LONGPORT — Mainland kids spend many summer days on the beach at 30th Avenue. On Monday, hundreds of parents and youths gathered there to wade in the cold water and remember four Mainland Regional High School students who died Saturday.

The ceremony is known as a ‘paddle-out,’ in which surfers gather their boards in a circle on the water to honor lost friends — in this case, Casey Brenner, 17, of Northfield; Edgar Bozzi, 17, of Somers Point; Nicholas Conner, 16, of Northfield; and Dean Khoury, 15, of Linwood, who died Saturday in a crash on the Garden State Parkway following football practice.

“All the kids come to 30th,” said Longport lifeguard Max Mittelman, of Northfield. “That’s what they do, just hang out and have a good time. So we wanted to have a celebratory service here at the beach. ... It seemed like the thing to do: have a happy remembrance, tell stories, and celebrate their lives.”

“I watched these kids grow up in front of me,” lifeguard Dan Gordon, of Northfield, said. “These were good, good kids. It’s so sad to see what happened, but at the same time, it’s great to bring the whole community together to honor four great kids.”

Before the ceremony, friends and family of the teens gathered around an old surfboard that Casey Brenner’s father, John, had found sitting in his backyard — a weather-beaten green board about 50 years old that the family had bought at a yard sale.

“We did this in the backyard today,” John Brenner said. “(A) neighbor got some stencils, and we put the kids’ names on it” and their jersey numbers.
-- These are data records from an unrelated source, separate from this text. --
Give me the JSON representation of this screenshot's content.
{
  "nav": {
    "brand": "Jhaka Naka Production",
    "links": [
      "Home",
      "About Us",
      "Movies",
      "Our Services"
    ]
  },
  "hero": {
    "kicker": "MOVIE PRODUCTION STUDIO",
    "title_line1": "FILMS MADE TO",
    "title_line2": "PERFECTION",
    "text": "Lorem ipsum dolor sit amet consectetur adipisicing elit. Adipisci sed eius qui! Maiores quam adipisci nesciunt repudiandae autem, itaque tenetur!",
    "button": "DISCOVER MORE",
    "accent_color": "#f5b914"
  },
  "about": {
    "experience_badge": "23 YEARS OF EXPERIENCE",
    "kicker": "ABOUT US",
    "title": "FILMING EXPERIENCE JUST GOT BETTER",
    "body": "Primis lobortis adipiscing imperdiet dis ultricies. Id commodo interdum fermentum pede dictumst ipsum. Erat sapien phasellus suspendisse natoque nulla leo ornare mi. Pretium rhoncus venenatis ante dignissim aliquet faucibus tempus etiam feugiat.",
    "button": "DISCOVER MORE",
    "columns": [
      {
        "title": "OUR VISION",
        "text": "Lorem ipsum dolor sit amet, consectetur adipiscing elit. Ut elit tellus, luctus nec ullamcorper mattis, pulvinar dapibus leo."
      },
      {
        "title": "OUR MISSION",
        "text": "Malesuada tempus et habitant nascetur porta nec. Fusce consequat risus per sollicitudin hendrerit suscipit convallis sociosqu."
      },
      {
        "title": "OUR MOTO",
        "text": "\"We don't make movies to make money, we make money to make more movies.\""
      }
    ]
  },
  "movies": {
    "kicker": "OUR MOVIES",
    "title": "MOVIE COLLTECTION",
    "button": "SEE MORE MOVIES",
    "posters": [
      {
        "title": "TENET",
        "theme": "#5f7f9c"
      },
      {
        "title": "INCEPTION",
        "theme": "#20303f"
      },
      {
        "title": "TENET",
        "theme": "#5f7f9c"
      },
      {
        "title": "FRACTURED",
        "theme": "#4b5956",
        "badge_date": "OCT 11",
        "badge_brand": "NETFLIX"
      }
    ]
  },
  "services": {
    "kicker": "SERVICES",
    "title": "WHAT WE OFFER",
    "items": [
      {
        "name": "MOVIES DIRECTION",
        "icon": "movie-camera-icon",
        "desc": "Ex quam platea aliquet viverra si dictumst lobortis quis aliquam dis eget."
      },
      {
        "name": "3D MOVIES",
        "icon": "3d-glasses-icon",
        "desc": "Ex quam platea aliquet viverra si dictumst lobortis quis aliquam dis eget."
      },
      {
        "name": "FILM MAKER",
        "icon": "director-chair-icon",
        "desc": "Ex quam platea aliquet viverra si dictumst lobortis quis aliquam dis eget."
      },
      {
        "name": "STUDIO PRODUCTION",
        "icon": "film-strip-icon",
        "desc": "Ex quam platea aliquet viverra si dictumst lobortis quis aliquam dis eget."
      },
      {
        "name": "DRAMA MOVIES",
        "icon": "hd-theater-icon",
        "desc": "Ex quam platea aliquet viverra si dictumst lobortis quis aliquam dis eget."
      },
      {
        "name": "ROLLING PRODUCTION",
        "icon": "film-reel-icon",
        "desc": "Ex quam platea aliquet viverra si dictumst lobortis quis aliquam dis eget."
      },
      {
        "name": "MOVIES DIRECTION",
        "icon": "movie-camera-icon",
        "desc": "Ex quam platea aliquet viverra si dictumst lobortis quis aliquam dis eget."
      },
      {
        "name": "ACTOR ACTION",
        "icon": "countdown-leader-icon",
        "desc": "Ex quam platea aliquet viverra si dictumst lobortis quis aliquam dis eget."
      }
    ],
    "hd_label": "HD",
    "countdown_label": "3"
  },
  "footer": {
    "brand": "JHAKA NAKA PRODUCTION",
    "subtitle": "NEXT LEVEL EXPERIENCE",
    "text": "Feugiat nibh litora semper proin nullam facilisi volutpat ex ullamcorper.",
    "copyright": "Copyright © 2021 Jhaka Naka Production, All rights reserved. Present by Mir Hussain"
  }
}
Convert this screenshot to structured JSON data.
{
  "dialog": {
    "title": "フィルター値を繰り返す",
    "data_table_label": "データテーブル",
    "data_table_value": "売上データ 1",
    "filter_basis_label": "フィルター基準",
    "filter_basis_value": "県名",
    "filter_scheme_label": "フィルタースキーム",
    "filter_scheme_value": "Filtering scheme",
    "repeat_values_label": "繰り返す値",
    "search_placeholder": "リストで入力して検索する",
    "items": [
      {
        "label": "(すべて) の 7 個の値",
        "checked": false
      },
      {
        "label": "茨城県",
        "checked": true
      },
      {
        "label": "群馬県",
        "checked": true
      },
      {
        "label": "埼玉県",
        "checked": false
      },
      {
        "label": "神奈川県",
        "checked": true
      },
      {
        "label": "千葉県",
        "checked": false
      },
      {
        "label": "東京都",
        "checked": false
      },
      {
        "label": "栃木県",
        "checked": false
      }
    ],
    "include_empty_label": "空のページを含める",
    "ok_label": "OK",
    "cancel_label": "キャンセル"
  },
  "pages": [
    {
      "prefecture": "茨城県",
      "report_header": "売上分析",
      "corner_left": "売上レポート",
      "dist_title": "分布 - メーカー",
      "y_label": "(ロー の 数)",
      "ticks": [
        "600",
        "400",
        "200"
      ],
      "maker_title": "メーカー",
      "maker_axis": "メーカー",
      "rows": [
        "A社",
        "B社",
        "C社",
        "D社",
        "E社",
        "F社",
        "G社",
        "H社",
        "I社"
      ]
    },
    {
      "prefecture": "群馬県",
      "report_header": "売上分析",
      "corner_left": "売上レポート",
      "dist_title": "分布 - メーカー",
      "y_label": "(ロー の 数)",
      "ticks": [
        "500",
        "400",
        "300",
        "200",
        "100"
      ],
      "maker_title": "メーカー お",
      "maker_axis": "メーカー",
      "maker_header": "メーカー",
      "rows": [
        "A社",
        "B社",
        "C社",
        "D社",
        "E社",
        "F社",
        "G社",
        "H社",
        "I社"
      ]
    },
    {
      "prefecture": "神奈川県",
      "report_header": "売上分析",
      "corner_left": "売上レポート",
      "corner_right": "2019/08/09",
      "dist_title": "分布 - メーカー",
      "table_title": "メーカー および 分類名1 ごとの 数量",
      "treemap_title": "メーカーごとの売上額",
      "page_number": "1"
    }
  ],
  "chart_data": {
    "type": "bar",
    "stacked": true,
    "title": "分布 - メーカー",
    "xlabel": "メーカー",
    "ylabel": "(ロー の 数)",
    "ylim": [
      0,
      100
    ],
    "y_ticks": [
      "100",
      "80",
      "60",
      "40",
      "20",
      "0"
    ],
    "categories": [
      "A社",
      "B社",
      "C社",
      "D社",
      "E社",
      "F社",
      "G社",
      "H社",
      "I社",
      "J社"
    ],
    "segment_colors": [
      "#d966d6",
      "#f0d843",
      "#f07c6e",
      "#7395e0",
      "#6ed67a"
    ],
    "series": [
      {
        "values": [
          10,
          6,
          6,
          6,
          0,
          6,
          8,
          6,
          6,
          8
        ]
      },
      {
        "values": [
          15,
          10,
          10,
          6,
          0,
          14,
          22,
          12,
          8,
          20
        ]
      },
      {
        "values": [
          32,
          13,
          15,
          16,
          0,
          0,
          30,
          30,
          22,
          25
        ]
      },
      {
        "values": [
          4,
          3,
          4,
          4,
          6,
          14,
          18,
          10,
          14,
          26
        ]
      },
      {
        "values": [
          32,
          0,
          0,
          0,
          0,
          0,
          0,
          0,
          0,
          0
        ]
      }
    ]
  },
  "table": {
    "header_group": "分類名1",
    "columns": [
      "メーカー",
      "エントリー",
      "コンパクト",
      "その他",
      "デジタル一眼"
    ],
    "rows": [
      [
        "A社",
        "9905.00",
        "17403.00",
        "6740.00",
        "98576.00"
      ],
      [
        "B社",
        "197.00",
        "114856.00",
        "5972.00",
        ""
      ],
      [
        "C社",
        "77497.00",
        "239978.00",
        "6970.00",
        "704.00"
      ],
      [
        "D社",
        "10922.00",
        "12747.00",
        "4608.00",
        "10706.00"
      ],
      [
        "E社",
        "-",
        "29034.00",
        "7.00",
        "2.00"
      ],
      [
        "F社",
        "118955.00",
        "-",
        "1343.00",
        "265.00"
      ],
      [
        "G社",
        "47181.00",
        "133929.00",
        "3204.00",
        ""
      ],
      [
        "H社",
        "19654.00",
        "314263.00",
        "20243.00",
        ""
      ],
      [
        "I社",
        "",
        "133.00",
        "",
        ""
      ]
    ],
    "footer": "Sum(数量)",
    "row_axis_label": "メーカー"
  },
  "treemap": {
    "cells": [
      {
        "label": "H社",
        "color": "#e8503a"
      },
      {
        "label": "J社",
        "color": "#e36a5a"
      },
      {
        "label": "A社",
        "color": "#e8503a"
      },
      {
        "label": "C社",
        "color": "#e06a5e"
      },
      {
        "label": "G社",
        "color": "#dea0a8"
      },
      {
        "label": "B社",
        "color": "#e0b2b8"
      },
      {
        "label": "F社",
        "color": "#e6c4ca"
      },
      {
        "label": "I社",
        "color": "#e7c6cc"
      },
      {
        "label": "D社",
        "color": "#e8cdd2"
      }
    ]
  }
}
“CB 20,” “DK 67,” “EB 34” and “NC 47,” are stenciled onto the board, along with “’Stangs 2011 — Family 4Ever.”

Brenner carried it into the surf as dozens upon dozens of people paddled out to a point just offshore, where they gathered around several lifeboats, one of which carried his wife, Lynn, and Dean Khoury’s mother, Denise. Crash survivor Alex DeNafo, 16, of Northfield, was among those who went out, Mittelman said.

Participants and lifeguards said they shared a moment of silence before tossing rose petals into the rolling waters. Stray rose petals lay strewn across the beach as they returned — the surfers paddling slowly back in, John Brenner carrying his board, and the mothers in their lifeboat, giving each other a heartfelt hug.

“It’s a great honor,” Lynn Brenner said before the ceremony. “My child is beside himself right now. This is the best thing in the world for him. This is what they wanted to do.”

The four teens’ schoolmates agreed.

“We did it for them,” said 16-year-old Dylan Swenson, of Northfield.

“Anything that helps to put the pain away is absolutely crucial,” said Will McDonnell, a 17-year-old senior. “It just shows how many lives were affected by this.”

As he waded out of the surf, John Brenner thanked everyone who had helped and supported the four families during the past few days, including law-enforcement agencies.

“No parent ever expects anything like this,” he said. “It’s the hardest thing I ever went through in my life. But as hard as this is, all those people (who have helped us) have made this much easier for us and the other families.”

As for the old surfboard, Brenner said he was going to ask the boys’ classmates to add their signatures to the relic, which he hopes will be displayed for all to see.

“At first, we were going to put it in our son’s room,” Casey’s father said. “But it doesn’t belong in our son’s room. It belongs somewhere with three of his best friends and their family members. We want to try to pull good memories and something good out of a tragedy that affected so many people.”

Perhaps Casey’s uncle, Mike Brenner, best described how the ceremony affected those who took part.

“The water was supposed to be cold, but I don’t think anybody out there thought it was,” the Northfield resident said. “It was very peaceful. It was the one moment in this whole process when every single person was at peace.”